The 2020 financial budget was targeted at expanding infrastructure, particularly roads.
But the Finance Minister announced in Parliament on Monday that government will require some 9.5 billion cedis to fight the COVID-19 pandemic, a situation that may move the 2020 budget deficit to over 7 percent.
Speaking to Citi Business News, Mr. Ofori-Atta said with the 2020 budget out gear due to the COVID-19, there is the need to reassess government expenditure and realign events to meet revenue target.
“We have to re-look at all the fundamental assumptions of the budget, and I did signal to Parliament that come July, there would be a lot more information and analysis because what is the new normal and how do we address the thing that invariably is going to occur? You remember in the first budget we spoke about the preferential option for the poor, remove these taxes and let people do what they want and now we are just coming down to the bottom of the Maslow theory, and we are saying keep body and soul together. At the same time make sure infrastructure is being managed.”

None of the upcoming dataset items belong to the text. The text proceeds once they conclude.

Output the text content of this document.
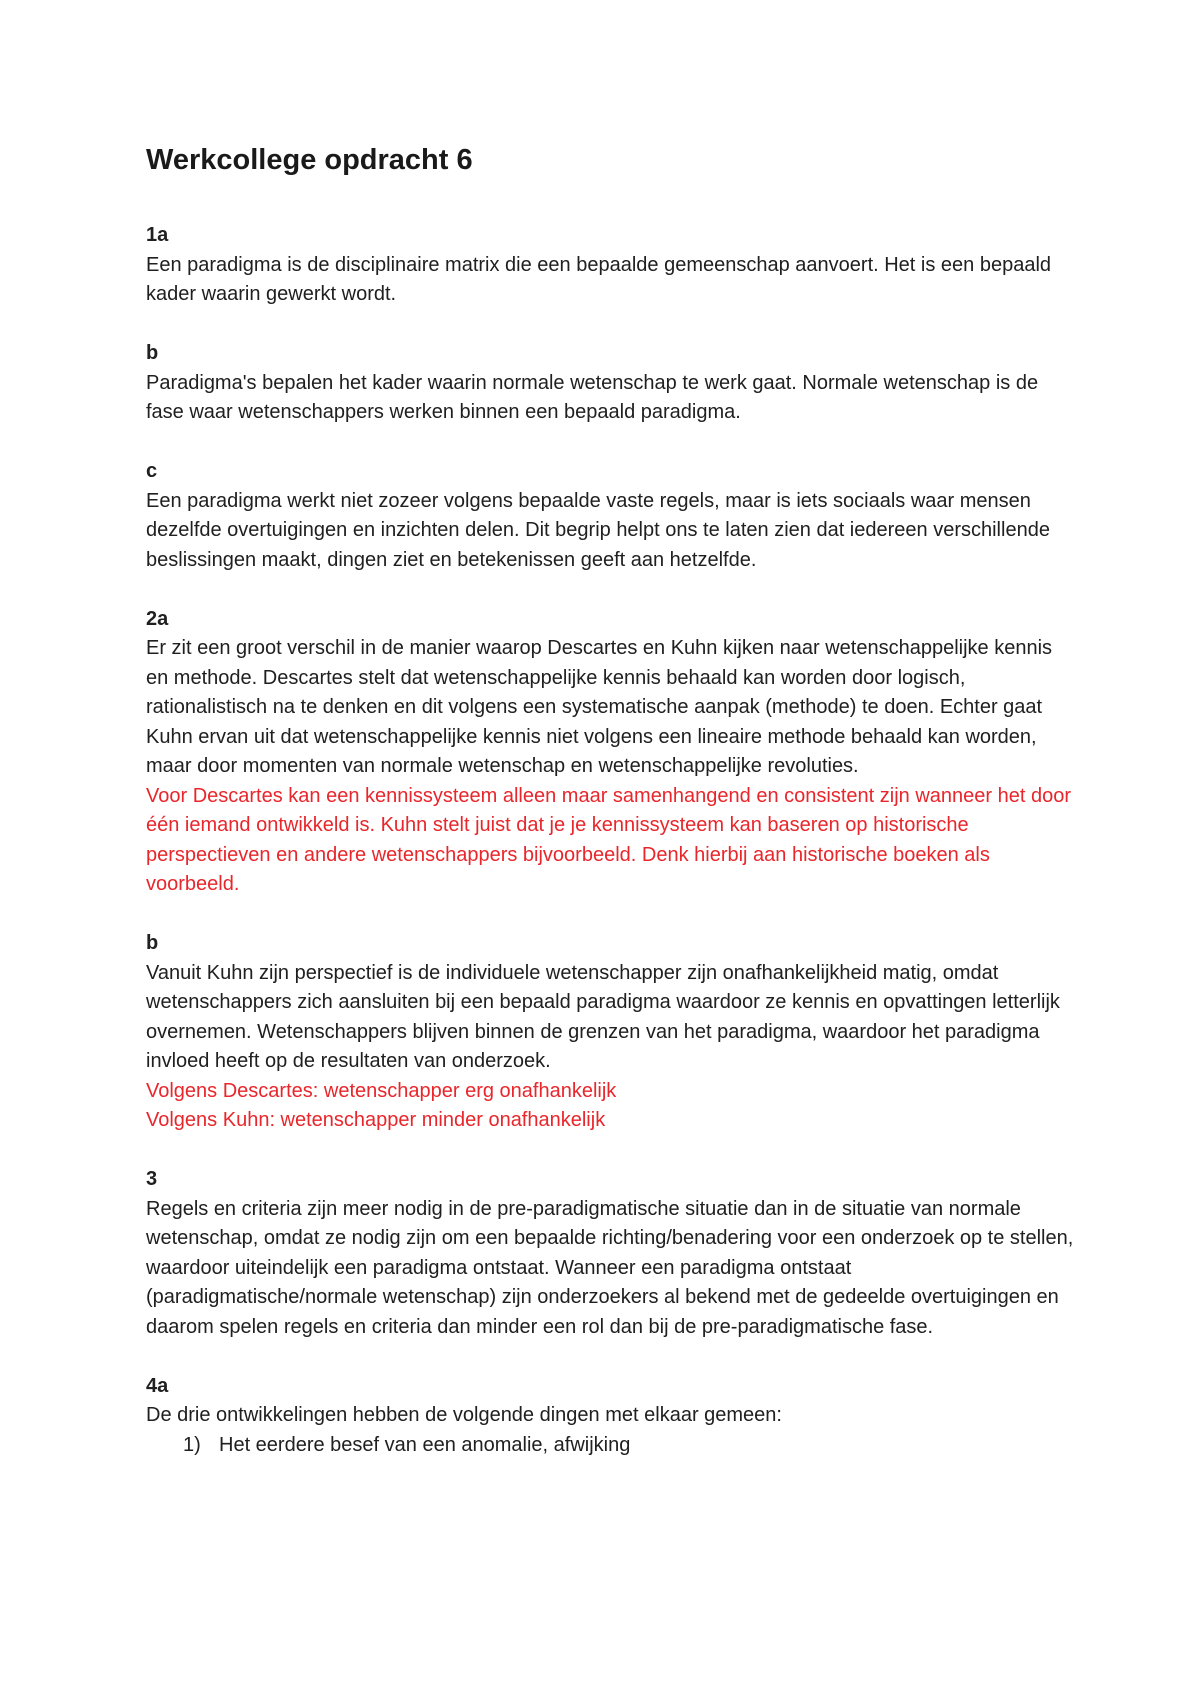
Werkcollege opdracht 6

1a

Een paradigma is de disciplinaire matrix die een bepaalde gemeenschap aanvoert. Het is een bepaald kader waarin gewerkt wordt.

b

Paradigma's bepalen het kader waarin normale wetenschap te werk gaat. Normale wetenschap is de fase waar wetenschappers werken binnen een bepaald paradigma.

c

Een paradigma werkt niet zozeer volgens bepaalde vaste regels, maar is iets sociaals waar mensen dezelfde overtuigingen en inzichten delen. Dit begrip helpt ons te laten zien dat iedereen verschillende beslissingen maakt, dingen ziet en betekenissen geeft aan hetzelfde.

2a

Er zit een groot verschil in de manier waarop Descartes en Kuhn kijken naar wetenschappelijke kennis en methode. Descartes stelt dat wetenschappelijke kennis behaald kan worden door logisch, rationalistisch na te denken en dit volgens een systematische aanpak (methode) te doen. Echter gaat Kuhn ervan uit dat wetenschappelijke kennis niet volgens een lineaire methode behaald kan worden, maar door momenten van normale wetenschap en wetenschappelijke revoluties.

Voor Descartes kan een kennissysteem alleen maar samenhangend en consistent zijn wanneer het door één iemand ontwikkeld is. Kuhn stelt juist dat je je kennissysteem kan baseren op historische perspectieven en andere wetenschappers bijvoorbeeld. Denk hierbij aan historische boeken als voorbeeld.

b

Vanuit Kuhn zijn perspectief is de individuele wetenschapper zijn onafhankelijkheid matig, omdat wetenschappers zich aansluiten bij een bepaald paradigma waardoor ze kennis en opvattingen letterlijk overnemen. Wetenschappers blijven binnen de grenzen van het paradigma, waardoor het paradigma invloed heeft op de resultaten van onderzoek.

Volgens Descartes: wetenschapper erg onafhankelijk

Volgens Kuhn: wetenschapper minder onafhankelijk

3

Regels en criteria zijn meer nodig in de pre-paradigmatische situatie dan in de situatie van normale wetenschap, omdat ze nodig zijn om een bepaalde richting/benadering voor een onderzoek op te stellen, waardoor uiteindelijk een paradigma ontstaat. Wanneer een paradigma ontstaat (paradigmatische/normale wetenschap) zijn onderzoekers al bekend met de gedeelde overtuigingen en daarom spelen regels en criteria dan minder een rol dan bij de pre-paradigmatische fase.

4a

De drie ontwikkelingen hebben de volgende dingen met elkaar gemeen:

1) Het eerdere besef van een anomalie, afwijking
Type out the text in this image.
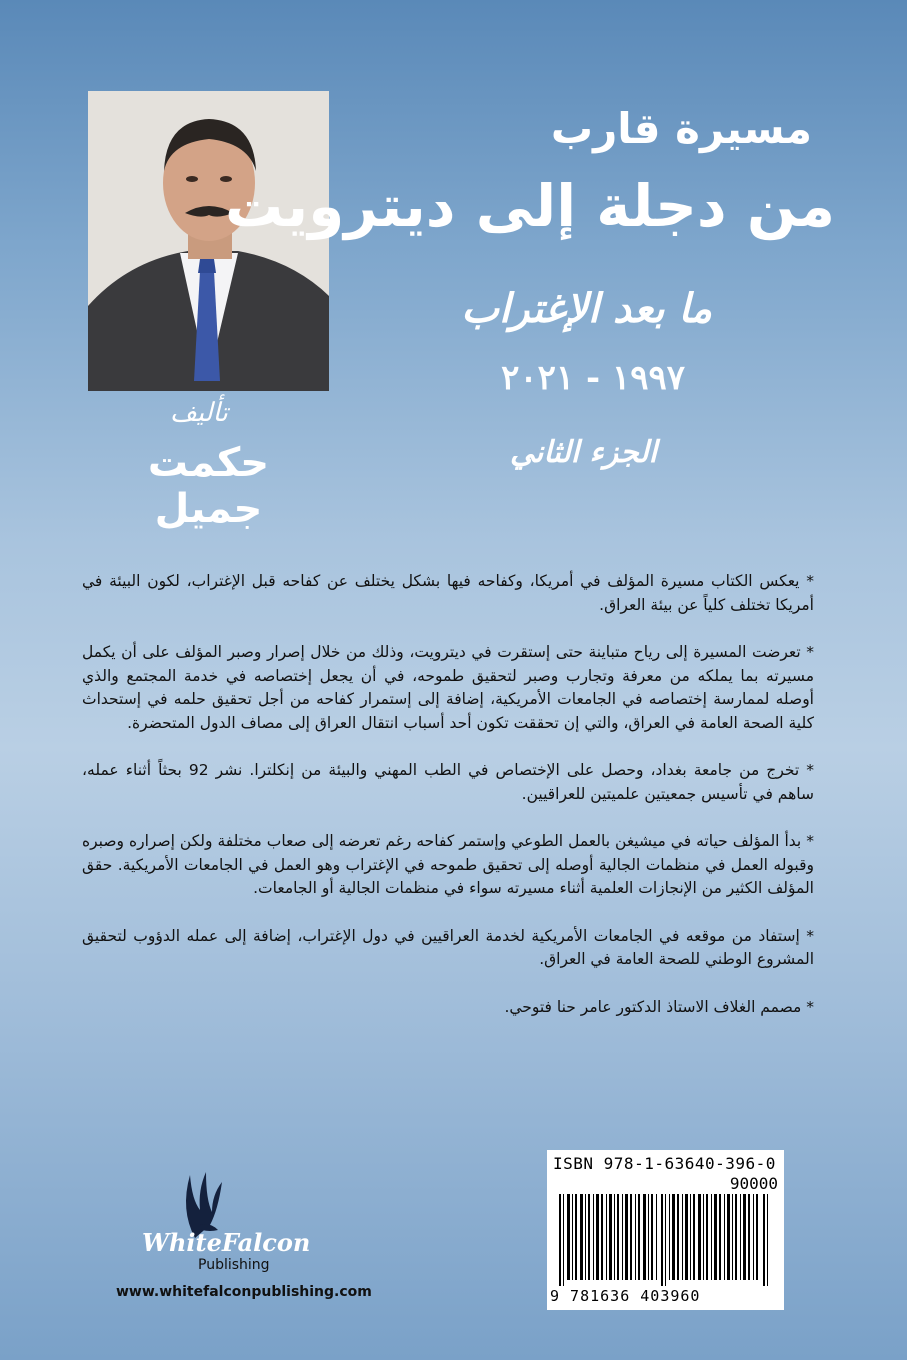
مسيرة قارب
من دجلة إلى ديترويت
ما بعد الإغتراب
١٩٩٧ - ٢٠٢١
الجزء الثاني
تأليف
حكمت جميل

* يعكس الكتاب مسيرة المؤلف في أمريكا، وكفاحه فيها بشكل يختلف عن كفاحه قبل الإغتراب، لكون البيئة في أمريكا تختلف كلياً عن بيئة العراق.

* تعرضت المسيرة إلى رياح متباينة حتى إستقرت في ديترويت، وذلك من خلال إصرار وصبر المؤلف على أن يكمل مسيرته بما يملكه من معرفة وتجارب وصبر لتحقيق طموحه، في أن يجعل إختصاصه في خدمة المجتمع والذي أوصله لممارسة إختصاصه في الجامعات الأمريكية، إضافة إلى إستمرار كفاحه من أجل تحقيق حلمه في إستحداث كلية الصحة العامة في العراق، والتي إن تحققت تكون أحد أسباب انتقال العراق إلى مصاف الدول المتحضرة.

* تخرج من جامعة بغداد، وحصل على الإختصاص في الطب المهني والبيئة من إنكلترا. نشر 92 بحثاً أثناء عمله، ساهم في تأسيس جمعيتين علميتين للعراقيين.

* بدأ المؤلف حياته في ميشيغن بالعمل الطوعي وإستمر كفاحه رغم تعرضه إلى صعاب مختلفة ولكن إصراره وصبره وقبوله العمل في منظمات الجالية أوصله إلى تحقيق طموحه في الإغتراب وهو العمل في الجامعات الأمريكية. حقق المؤلف الكثير من الإنجازات العلمية أثناء مسيرته سواء في منظمات الجالية أو الجامعات.

* إستفاد من موقعه في الجامعات الأمريكية لخدمة العراقيين في دول الإغتراب، إضافة إلى عمله الدؤوب لتحقيق المشروع الوطني للصحة العامة في العراق.

* مصمم الغلاف الاستاذ الدكتور عامر حنا فتوحي.

WhiteFalcon
Publishing
www.whitefalconpublishing.com
ISBN 978-1-63640-396-0
90000
9 781636 403960
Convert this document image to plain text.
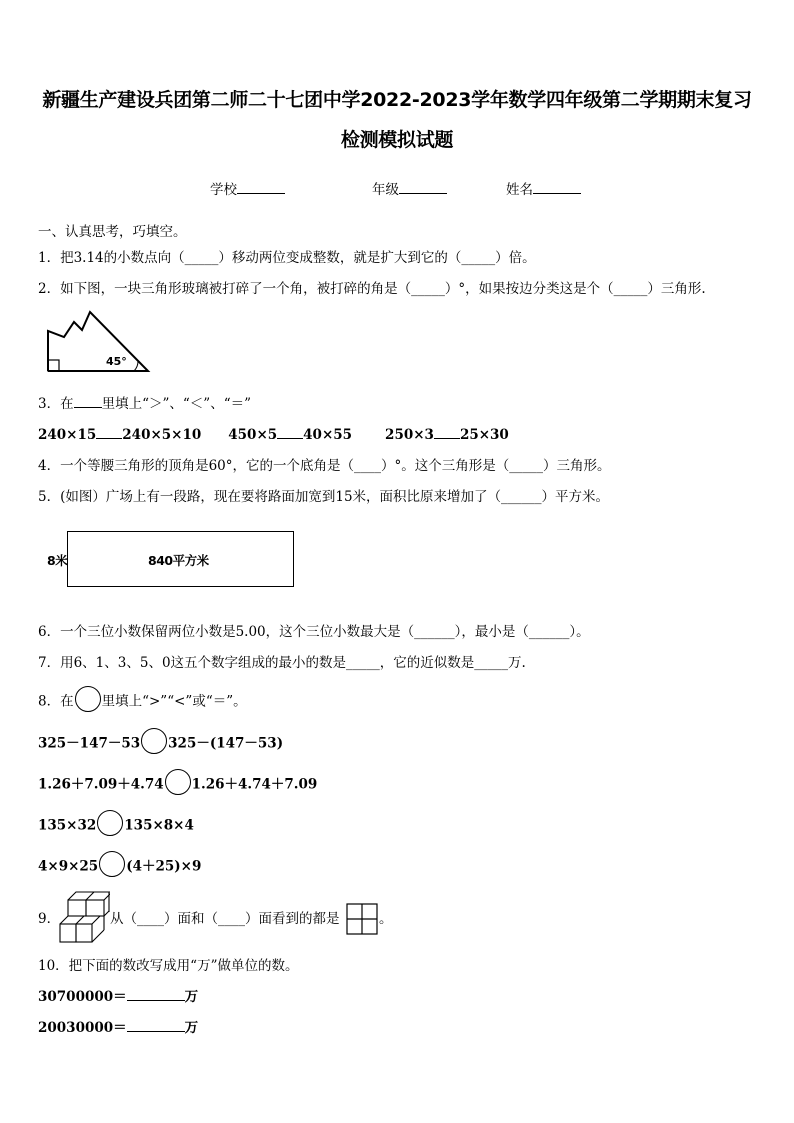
新疆生产建设兵团第二师二十七团中学2022-2023学年数学四年级第二学期期末复习
检测模拟试题
学校	年级	姓名
一、认真思考，巧填空。
1．把3.14的小数点向（_____）移动两位变成整数，就是扩大到它的（_____）倍。
2．如下图，一块三角形玻璃被打碎了一个角，被打碎的角是（_____）°，如果按边分类这是个（_____）三角形.
45°
3．在 里填上“＞”、“＜”、“＝”
240×15 240×5×10 450×5 40×55 250×3 25×30
4．一个等腰三角形的顶角是60°，它的一个底角是（____）°。这个三角形是（_____）三角形。
5．(如图）广场上有一段路，现在要将路面加宽到15米，面积比原来增加了（______）平方米。
8米	840平方米
6．一个三位小数保留两位小数是5.00，这个三位小数最大是（______），最小是（______）。
7．用6、1、3、5、0这五个数字组成的最小的数是_____，它的近似数是_____万.
8．在 里填上“>”“<”或“＝”。
325－147－53 325－(147－53)
1.26＋7.09＋4.74 1.26＋4.74＋7.09
135×32 135×8×4
4×9×25 (4＋25)×9
9．	从（____）面和（____）面看到的都是	。
10．把下面的数改写成用“万”做单位的数。
30700000＝	万
20030000＝	万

The Finance Minister has said Ghana will record a significant drop in revenue target for 2020 due to the COVID-19 pandemic.
He warns that the country is recording a huge decline in revenue from the port, petroleum revenue receipts as well as tax revenue due to economic slowdown being witnessed as the world fights the spread of the COVID-19 pandemic.
Government is targeting total Revenue and Grants for 2020 to reach 67.0 billion cedis.
But addressing parliamentarians on government’s plans of containing the spread, Mr. Ofori-Atta announced that the situation will lead to an increase in Ghana’s fiscal deficit.
Coronavirus pandemic to cost Ghana GHS9.5bn – Finance Minister
On Monday, the Finance Minister also announced that government had raised an additional 9.5 billion cedis to fight the COVID-19 pandemic, a situation that may move the 2020 budget deficit to over 7 percent.
This will be 2.5 percent of Ghana’s revised GDP.
“Speaker, the total estimated fiscal impact from the shortfall in petroleum receipts, shortfall import duties, the shortfall in other tax revenues, the cost of the preparedness plan, and the cost of Coronavirus Alleviation Programme is GHS9,505 billion,” the Minister said when he appeared in Parliament.
Ultimately, there will be a “fiscal gap of GHS11.4 billion,” the Minister added.
Import duties, for example, will fall short of target by GHS808 million for the 2020 fiscal year, the Minister indicated.